Desvio – Embora tenha sido viabilizado o pagamento de 50 unidades do ventilador pulmonar, inclusive com recebimento atestado por Mariah Simões, constatou-se que só foram adquiridos e posteriormente devolvidos à Juvanete a quantia referente a 35 equipamentos. De acordo com o MPF, a prática demonstrou o pagamento extra de 15 respiradores, caracterizando o desvio de recursos do SUS no valor de R$ 322,5 mil, em benefício de Juarez Freire da Silva, administrador do grupo empresarial Brasmed, e de Juvanete Barreto Freire, sócia titular da empresa contratada. Segundo a denúncia, ambos emitiram nota fiscal falsa, contendo número de equipamentos superior ao efetivamente entregue.
Crimes contra a ordem tributária – Conforme a denúncia do MPF, as apurações indicaram que Juarez Freire e Juvanete Barreto constituíram e colocaram em pleno funcionamento a empresa Juvanete Barreto Freire (Brasmed Veterinária) visando a evitar o pagamento de tributos mediante fraude, uma vez que as verdadeiras fornecedoras dos produtos vendidos pela Brasmed estavam impossibilitadas de contratar com o poder público, seja devido a débitos fiscais ou por razão de bloqueios judiciais. De acordo com análise da Controladoria-Geral da União (CGU), a soma dos débitos do grupo empresarial chega a quase R$ 10 milhões.

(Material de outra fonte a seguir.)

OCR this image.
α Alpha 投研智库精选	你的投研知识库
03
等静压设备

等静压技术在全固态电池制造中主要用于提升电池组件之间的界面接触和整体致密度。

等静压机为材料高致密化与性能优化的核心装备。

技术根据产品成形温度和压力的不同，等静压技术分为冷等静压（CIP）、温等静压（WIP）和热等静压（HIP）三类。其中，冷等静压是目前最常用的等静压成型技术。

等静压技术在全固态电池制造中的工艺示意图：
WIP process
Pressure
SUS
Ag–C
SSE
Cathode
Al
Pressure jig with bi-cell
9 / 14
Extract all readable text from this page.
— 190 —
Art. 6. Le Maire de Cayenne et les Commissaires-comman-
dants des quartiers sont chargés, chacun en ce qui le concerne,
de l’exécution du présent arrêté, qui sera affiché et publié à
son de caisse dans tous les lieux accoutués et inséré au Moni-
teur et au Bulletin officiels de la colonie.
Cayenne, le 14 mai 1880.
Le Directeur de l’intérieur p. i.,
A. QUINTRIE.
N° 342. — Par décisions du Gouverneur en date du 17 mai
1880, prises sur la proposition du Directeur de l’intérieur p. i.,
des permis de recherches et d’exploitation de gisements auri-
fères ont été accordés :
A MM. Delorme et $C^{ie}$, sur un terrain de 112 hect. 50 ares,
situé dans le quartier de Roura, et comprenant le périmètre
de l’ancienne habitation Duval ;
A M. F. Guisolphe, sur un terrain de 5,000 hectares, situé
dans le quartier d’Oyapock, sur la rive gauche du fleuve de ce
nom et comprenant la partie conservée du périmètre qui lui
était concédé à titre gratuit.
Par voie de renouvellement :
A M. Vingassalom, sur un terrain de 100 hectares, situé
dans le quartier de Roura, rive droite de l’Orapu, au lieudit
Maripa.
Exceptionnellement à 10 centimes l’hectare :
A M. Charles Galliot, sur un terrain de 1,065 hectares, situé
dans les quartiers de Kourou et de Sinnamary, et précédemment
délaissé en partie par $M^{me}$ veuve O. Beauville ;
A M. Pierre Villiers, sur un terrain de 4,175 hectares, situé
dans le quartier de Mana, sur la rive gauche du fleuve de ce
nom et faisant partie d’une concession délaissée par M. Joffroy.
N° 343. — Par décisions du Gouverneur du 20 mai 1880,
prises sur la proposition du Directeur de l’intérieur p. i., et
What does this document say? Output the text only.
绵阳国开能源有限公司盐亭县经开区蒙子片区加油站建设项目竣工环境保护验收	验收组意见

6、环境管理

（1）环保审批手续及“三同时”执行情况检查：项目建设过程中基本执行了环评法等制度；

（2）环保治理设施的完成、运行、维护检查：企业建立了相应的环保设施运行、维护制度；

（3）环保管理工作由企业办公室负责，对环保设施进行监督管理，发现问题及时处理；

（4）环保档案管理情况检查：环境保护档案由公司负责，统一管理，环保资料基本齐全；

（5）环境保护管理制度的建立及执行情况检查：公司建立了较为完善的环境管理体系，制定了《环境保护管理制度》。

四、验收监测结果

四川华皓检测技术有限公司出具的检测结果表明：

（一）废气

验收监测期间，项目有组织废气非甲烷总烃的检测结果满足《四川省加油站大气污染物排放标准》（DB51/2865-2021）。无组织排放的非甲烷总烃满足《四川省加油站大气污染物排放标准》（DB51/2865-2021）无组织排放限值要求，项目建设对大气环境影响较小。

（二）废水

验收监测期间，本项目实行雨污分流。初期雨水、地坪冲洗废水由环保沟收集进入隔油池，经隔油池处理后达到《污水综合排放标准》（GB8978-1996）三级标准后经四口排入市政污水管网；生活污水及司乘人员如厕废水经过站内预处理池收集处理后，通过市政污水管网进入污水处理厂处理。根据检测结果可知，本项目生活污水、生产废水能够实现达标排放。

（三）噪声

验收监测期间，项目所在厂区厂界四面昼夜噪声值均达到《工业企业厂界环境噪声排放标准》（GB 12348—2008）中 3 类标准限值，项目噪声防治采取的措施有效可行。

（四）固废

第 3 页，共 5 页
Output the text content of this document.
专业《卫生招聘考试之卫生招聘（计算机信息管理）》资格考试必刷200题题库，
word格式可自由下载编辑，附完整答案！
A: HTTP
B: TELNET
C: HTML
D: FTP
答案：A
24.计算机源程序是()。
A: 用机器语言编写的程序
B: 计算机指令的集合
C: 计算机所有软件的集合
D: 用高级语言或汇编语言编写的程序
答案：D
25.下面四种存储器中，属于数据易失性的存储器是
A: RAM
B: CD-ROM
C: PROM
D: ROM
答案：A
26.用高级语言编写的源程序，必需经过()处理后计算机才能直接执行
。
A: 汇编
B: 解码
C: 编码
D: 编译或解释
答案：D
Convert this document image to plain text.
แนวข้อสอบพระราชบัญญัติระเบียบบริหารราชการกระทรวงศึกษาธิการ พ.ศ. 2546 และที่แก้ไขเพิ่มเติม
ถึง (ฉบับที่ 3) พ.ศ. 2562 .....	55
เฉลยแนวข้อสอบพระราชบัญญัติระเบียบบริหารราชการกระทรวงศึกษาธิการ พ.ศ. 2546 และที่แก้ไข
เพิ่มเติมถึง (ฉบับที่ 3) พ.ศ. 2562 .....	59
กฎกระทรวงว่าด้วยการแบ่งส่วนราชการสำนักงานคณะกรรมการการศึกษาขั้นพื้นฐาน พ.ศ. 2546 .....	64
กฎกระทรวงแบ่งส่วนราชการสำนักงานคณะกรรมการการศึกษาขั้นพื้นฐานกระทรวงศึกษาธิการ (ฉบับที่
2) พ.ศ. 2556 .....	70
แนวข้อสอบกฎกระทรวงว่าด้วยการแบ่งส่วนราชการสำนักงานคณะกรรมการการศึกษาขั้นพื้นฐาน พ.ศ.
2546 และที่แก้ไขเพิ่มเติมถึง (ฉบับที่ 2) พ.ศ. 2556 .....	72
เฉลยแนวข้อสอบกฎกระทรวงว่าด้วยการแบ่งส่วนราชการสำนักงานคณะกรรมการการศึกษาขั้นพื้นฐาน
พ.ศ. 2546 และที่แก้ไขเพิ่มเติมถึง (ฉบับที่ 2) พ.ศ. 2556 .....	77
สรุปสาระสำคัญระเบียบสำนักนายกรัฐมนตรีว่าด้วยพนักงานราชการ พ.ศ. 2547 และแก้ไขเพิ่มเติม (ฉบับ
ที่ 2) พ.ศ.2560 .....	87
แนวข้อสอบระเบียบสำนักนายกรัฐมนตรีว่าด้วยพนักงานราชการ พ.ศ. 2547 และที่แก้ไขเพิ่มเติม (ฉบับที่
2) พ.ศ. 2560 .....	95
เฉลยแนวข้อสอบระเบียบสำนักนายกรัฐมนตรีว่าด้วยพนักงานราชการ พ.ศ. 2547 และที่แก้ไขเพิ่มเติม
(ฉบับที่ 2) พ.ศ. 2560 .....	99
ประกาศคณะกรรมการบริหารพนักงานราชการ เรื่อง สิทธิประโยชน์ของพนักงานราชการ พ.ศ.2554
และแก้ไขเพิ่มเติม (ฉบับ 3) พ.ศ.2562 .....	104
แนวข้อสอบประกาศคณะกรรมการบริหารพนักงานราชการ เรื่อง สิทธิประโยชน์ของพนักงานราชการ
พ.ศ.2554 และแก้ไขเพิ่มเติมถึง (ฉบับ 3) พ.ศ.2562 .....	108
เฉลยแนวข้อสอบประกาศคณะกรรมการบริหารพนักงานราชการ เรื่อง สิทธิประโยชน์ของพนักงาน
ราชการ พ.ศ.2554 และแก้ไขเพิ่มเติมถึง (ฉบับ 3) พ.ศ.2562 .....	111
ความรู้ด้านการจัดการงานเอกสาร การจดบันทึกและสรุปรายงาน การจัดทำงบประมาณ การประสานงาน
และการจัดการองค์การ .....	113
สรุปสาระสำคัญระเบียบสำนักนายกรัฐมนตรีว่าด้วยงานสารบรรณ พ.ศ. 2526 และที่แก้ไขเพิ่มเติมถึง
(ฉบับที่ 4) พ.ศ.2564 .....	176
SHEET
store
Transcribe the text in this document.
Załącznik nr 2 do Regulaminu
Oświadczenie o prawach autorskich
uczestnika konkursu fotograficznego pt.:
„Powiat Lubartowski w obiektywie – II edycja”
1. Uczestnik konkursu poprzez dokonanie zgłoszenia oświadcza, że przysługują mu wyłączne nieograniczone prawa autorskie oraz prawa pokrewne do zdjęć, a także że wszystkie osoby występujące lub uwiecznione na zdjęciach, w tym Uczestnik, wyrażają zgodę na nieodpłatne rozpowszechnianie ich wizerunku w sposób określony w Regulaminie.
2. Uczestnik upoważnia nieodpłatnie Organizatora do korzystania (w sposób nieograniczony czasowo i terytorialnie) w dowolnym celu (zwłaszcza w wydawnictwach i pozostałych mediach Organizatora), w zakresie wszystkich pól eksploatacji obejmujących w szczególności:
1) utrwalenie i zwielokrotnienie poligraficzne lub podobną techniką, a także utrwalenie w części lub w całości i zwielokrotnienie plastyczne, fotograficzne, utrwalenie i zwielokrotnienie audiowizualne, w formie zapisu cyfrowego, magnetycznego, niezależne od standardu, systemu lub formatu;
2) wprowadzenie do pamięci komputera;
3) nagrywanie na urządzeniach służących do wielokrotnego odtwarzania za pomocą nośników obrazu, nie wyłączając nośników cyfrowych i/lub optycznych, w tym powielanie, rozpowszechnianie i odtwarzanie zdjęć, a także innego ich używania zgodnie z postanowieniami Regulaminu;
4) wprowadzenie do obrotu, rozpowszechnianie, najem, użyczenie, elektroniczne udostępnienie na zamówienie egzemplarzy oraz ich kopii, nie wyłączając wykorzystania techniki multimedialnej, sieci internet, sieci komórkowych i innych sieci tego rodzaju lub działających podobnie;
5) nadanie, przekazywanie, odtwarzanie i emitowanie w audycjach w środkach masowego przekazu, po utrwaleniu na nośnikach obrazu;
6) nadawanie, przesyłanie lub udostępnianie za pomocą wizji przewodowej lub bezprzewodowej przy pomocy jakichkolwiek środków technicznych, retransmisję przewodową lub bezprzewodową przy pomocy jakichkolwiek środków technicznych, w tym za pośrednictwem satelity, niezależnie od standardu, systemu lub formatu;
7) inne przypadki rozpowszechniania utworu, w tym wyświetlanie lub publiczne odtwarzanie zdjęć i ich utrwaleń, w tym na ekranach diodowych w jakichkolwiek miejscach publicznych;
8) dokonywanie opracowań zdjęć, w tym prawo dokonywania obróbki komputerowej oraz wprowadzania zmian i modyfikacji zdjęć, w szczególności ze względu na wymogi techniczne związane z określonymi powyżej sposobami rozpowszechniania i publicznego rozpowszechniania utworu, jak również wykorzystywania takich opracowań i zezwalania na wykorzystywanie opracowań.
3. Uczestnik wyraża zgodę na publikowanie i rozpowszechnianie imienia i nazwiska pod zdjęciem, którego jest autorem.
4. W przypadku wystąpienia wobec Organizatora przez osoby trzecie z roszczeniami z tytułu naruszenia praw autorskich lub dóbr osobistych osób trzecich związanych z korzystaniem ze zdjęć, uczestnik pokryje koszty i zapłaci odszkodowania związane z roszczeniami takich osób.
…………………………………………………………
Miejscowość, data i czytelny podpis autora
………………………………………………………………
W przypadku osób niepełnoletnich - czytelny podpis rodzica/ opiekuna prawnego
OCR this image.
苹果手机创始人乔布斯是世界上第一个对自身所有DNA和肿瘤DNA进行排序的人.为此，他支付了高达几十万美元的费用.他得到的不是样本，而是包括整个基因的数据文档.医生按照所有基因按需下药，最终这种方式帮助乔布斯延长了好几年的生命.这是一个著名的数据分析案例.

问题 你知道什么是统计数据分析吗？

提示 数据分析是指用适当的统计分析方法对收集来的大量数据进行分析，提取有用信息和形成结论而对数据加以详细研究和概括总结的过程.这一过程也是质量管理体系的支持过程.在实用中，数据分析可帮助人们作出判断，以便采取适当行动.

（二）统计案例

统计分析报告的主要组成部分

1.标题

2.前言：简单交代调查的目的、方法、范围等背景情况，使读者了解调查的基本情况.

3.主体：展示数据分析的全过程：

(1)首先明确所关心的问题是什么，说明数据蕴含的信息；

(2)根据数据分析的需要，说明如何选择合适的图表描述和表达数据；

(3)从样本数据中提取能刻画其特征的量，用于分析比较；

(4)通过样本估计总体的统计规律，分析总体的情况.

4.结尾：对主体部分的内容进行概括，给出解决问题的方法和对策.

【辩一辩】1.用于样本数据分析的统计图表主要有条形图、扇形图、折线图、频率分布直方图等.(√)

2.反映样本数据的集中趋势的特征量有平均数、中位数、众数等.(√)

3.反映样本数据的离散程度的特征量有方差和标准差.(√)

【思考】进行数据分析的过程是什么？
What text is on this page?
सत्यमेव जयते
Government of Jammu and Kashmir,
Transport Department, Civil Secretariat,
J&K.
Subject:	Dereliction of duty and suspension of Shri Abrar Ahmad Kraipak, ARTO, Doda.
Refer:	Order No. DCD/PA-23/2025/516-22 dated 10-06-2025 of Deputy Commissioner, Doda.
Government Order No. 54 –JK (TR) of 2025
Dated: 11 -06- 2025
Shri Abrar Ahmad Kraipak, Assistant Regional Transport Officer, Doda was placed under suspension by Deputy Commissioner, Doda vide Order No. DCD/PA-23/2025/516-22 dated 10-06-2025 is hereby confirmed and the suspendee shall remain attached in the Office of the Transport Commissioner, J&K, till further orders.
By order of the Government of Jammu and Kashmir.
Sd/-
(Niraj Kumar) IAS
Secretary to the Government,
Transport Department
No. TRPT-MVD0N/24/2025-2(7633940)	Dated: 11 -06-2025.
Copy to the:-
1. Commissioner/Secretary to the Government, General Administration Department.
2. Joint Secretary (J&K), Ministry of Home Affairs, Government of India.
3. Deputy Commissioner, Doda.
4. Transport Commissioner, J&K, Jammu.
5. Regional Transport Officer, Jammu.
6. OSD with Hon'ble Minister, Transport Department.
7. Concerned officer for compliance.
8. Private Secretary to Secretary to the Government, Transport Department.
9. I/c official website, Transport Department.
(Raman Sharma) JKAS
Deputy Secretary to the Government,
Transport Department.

Ainda segundo a denúncia, além de possibilitar fraudes no que diz respeito à responsabilização das demais empresas, em especial a Bioex Equipamentos Médicos e Odontológicos, bem como permitir a sua contratação ilegal, por parte do poder público, a Juvanete Barreto Freire (Brasmed Veterinária) foi constituída visando, ainda, a obter maiores benefícios fiscais em relação às demais empresas do grupo. Conforme reforça o MPF, a Juvanete foi instituída inicialmente sob o regime de microempresa, com taxação simplificada e possibilidade de adesão ao Simples Nacional.
O MPF reforça que ainda investiga, no âmbito da Operação Apneia, a possível prática de outros delitos por parte dos investigados.